Koordination von Sicherheit UND Gesundheitsschutz

Auch wenn die Begriffe Sicherheit und Gesundheitsschutz gern zusammenhängend verwendet werden, dürfen in der Praxis die Maßnahmen des Gesundheitsschutzes nicht unbeachtet bleiben. Oftmals liegt der Schwerpunkt stärker bei der Unfall- und Schadensverhütung. Baustellenkoordination muss beide Komponenten berücksichtigen:

  • Sicherheit i. S. von Absturzsicherheit, Schutz vor herabfallenden Gegenständen, Standsicherheit, sicheren Verkehrswegen und Fluchtwegen, Elektrosicherheit, sicheren Arbeitsmitteln, Maßnahmen gegen Brände etc.;
  • Gesundheitsschutz i. S. von Schutz gegen Lärm und Vibrationen, Schutzmaßnahmen beim Umgang mit Gefahrstoffen, Schutz gegen Witterungseinflüsse, Schutz des Muskel-Skelett-Systems, Hautschutz etc. und nicht zuletzt der Schutz bei psychischen Belastungen.

1.1 Die Baustelle

Die Koordinationspflicht nach BaustellV gilt ausschließlich für Baustellen. Eine Baustelle ist ein Ort, an dem ein Bauvorhaben ausgeführt wird und dabei eine oder mehrere bauliche Anlagen errichtet, geändert oder abgebrochen werden. Die Definition der baulichen Anlage erfolgt in Anlehnung an die Musterbauordnung (MBO). Danach ist die bauliche Anlage eine mit dem Erdboden verbundene und aus Bauprodukten hergestellte Anlage. Als mit dem Erdboden verbunden gelten auch Anlagen, die durch eigene Schwere auf dem Boden ruhen, auf ortsfesten Bahnen begrenzt beweglich sind oder nach ihrem Verwendungszweck überwiegend ortsfest benutzt werden. Zu Baustellen zählen Abbrucharbeiten, vorbereitende Baustellenarbeiten, Hochbau, Tiefbau, Installation, Ausbau, Spezialbau (wie Gerüstbau, Schornsteinbau).

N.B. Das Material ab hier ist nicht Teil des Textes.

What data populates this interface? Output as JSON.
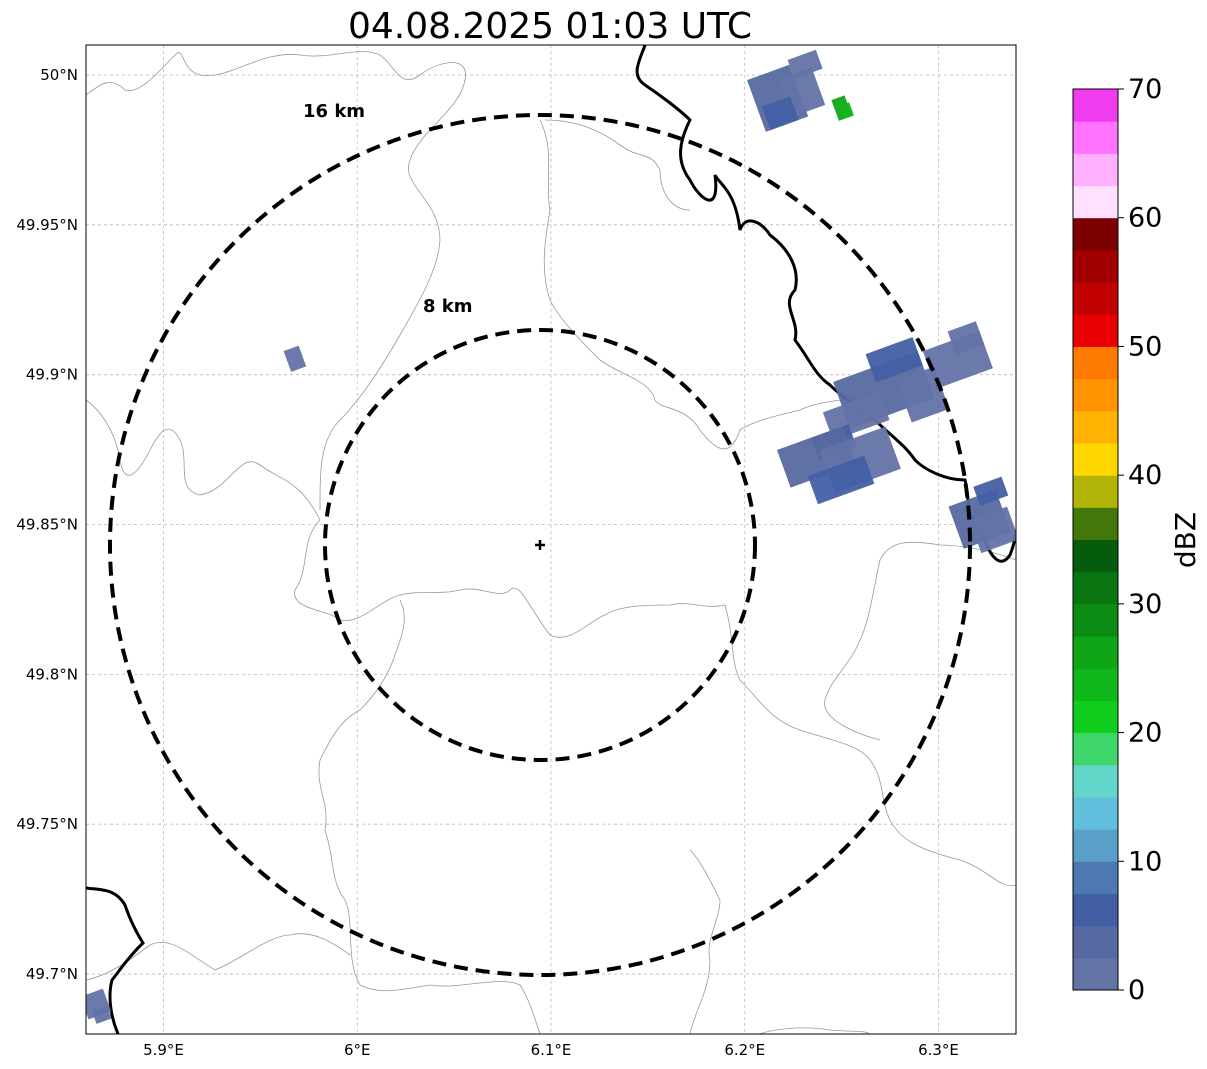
{
  "title": "04.08.2025 01:03 UTC",
  "map": {
    "lon_range": [
      5.86,
      6.34
    ],
    "lat_range": [
      49.68,
      50.01
    ],
    "lon_ticks": [
      5.9,
      6.0,
      6.1,
      6.2,
      6.3
    ],
    "lat_ticks": [
      49.7,
      49.75,
      49.8,
      49.85,
      49.9,
      49.95,
      50.0
    ],
    "lon_tick_labels": [
      "5.9°E",
      "6°E",
      "6.1°E",
      "6.2°E",
      "6.3°E"
    ],
    "lat_tick_labels": [
      "49.7°N",
      "49.75°N",
      "49.8°N",
      "49.85°N",
      "49.9°N",
      "49.95°N",
      "50°N"
    ],
    "gridlines": true,
    "radar_site": {
      "lon": 6.096,
      "lat": 49.843
    },
    "range_rings": [
      {
        "label": "8 km",
        "radius_km": 8
      },
      {
        "label": "16 km",
        "radius_km": 16
      }
    ]
  },
  "colorbar": {
    "label": "dBZ",
    "ticks": [
      "0",
      "10",
      "20",
      "30",
      "40",
      "50",
      "60",
      "70"
    ],
    "vmin": 0,
    "vmax": 70,
    "colors": [
      "#6473a6",
      "#5669a0",
      "#435fa3",
      "#4d79b2",
      "#5a9fc8",
      "#63c0dc",
      "#62d6c8",
      "#3fd66a",
      "#10cd1d",
      "#10b71a",
      "#0ea517",
      "#0c8c15",
      "#097511",
      "#055c0c",
      "#44770a",
      "#b1b306",
      "#ffd700",
      "#ffb300",
      "#ff9400",
      "#ff7a00",
      "#e80000",
      "#c10000",
      "#a20000",
      "#7c0000",
      "#ffe0ff",
      "#ffb0ff",
      "#ff73ff",
      "#f03cf0"
    ]
  },
  "chart_data": {
    "type": "heatmap",
    "title": "04.08.2025 01:03 UTC",
    "colorbar_label": "dBZ",
    "echoes": [
      {
        "lon": 6.225,
        "lat": 49.995,
        "dbz": 3
      },
      {
        "lon": 6.25,
        "lat": 49.99,
        "dbz": 25
      },
      {
        "lon": 6.28,
        "lat": 49.895,
        "dbz": 3
      },
      {
        "lon": 6.31,
        "lat": 49.905,
        "dbz": 2
      },
      {
        "lon": 6.255,
        "lat": 49.875,
        "dbz": 4
      },
      {
        "lon": 6.325,
        "lat": 49.85,
        "dbz": 3
      },
      {
        "lon": 5.968,
        "lat": 49.905,
        "dbz": 2
      },
      {
        "lon": 5.865,
        "lat": 49.69,
        "dbz": 2
      }
    ]
  }
}
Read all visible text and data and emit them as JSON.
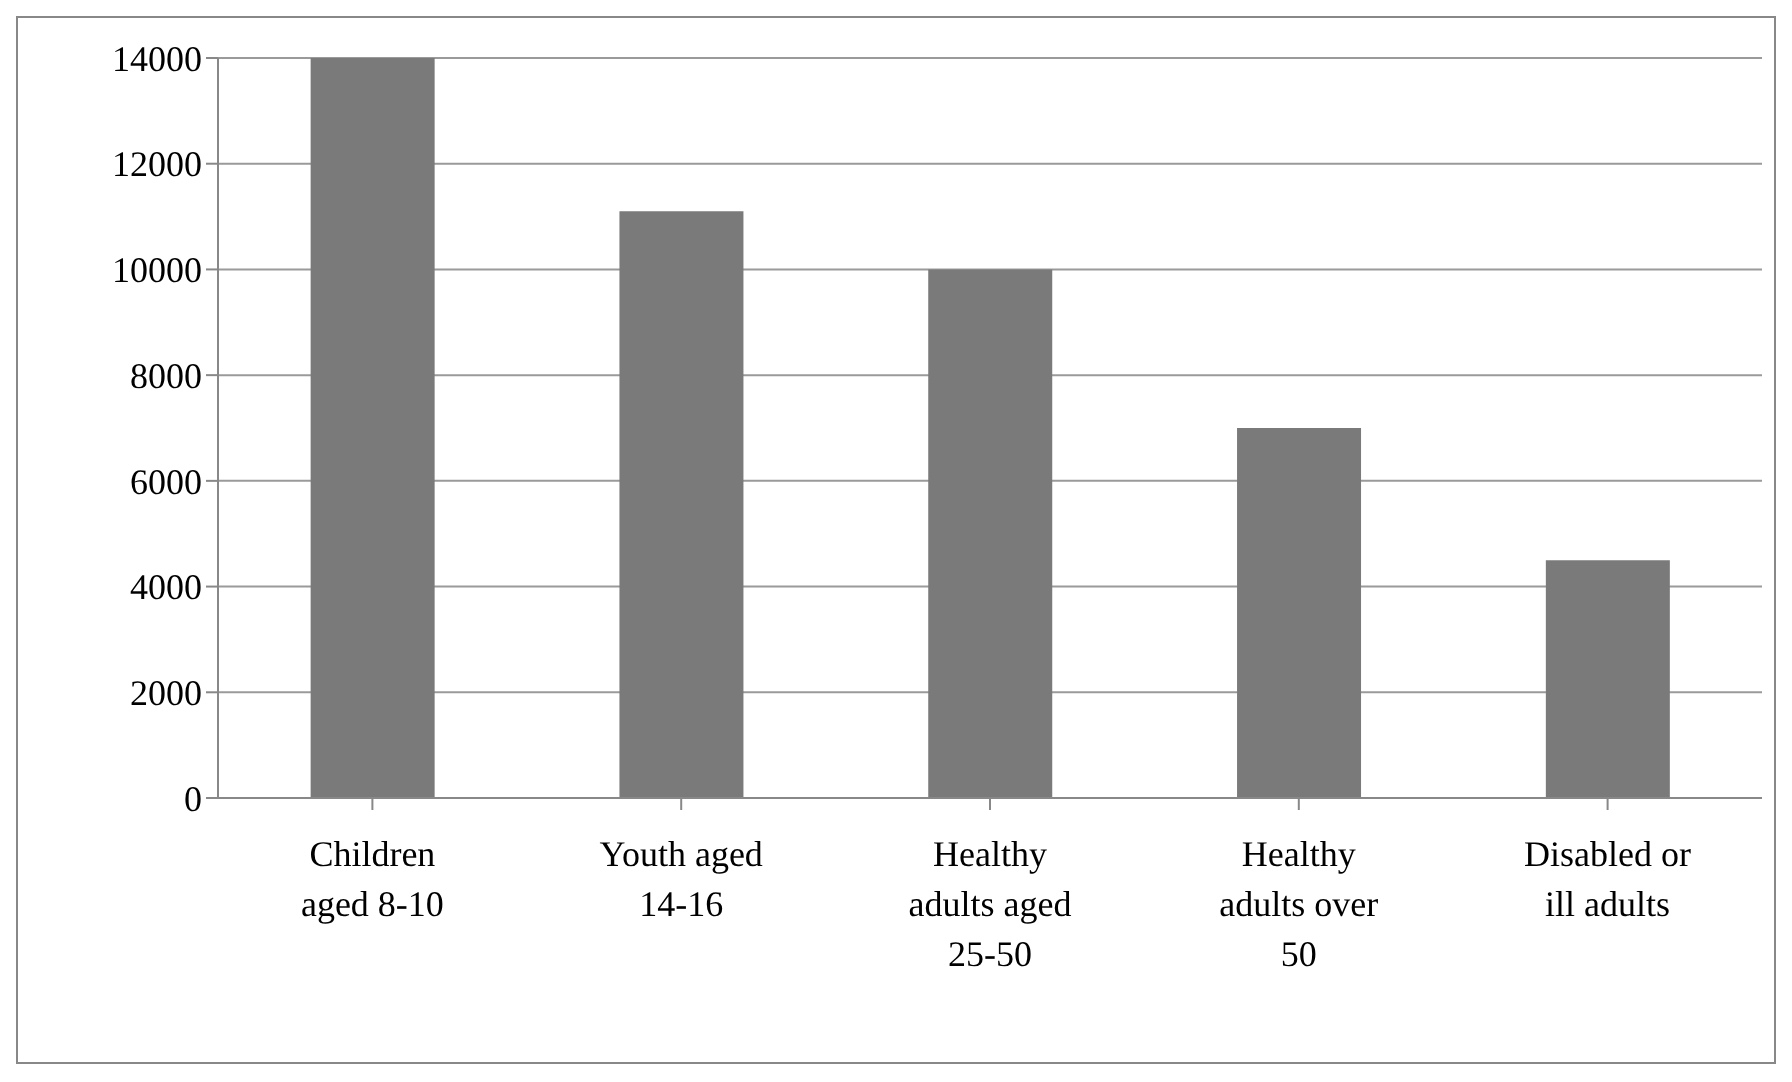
{
  "chart_data": {
    "type": "bar",
    "categories": [
      "Children aged 8-10",
      "Youth aged 14-16",
      "Healthy adults aged 25-50",
      "Healthy adults over 50",
      "Disabled or ill adults"
    ],
    "values": [
      14000,
      11100,
      10000,
      7000,
      4500
    ],
    "color": "#7a7a7a",
    "ylim": [
      0,
      14000
    ],
    "yticks": [
      0,
      2000,
      4000,
      6000,
      8000,
      10000,
      12000,
      14000
    ],
    "grid": "y"
  }
}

Einfache Instandhaltungs-, Instandsetzungs- und Reparaturarbeiten, laufende Bauunterhaltungsmaßnahmen geringen Umfangs, wie Ausbesserungen an Dächern oder Fassaden (z. B. Anstreichen, Verputzen, Dämmen), der Austausch von Bodenbelägen oder Badrenovierungen zählen gemäß RAB 10 nicht zur Änderung einer baulichen Anlage. Damit handelt es sich bei Durchführung dieser Maßnahmen noch nicht um eine Baustelle. Herangezogen wird als Bewertungsmaßstab der Schwellenwert nach § 2 Abs. 2 BaustellV, wonach für Bauarbeiten,

  • die mehr als 30 Arbeitstage dauern und bei denen mehr als 20 Beschäftigte gleichzeitig tätig werden oder
  • bei denen 500 Personentage überschritten werden,

eine Vorankündigung zu übermitteln ist. Dieser Schwellenwert dürfte bei der Errichtung, bei größeren Änderungen oder dem Abbruch baulicher Anlagen regelmäßig überschritten werden. Für die meisten Baustellen ist ein Koordinator zu bestellen, da es kaum solche geben dürfte, die durch nur einen Arbeitgeber realisiert werden.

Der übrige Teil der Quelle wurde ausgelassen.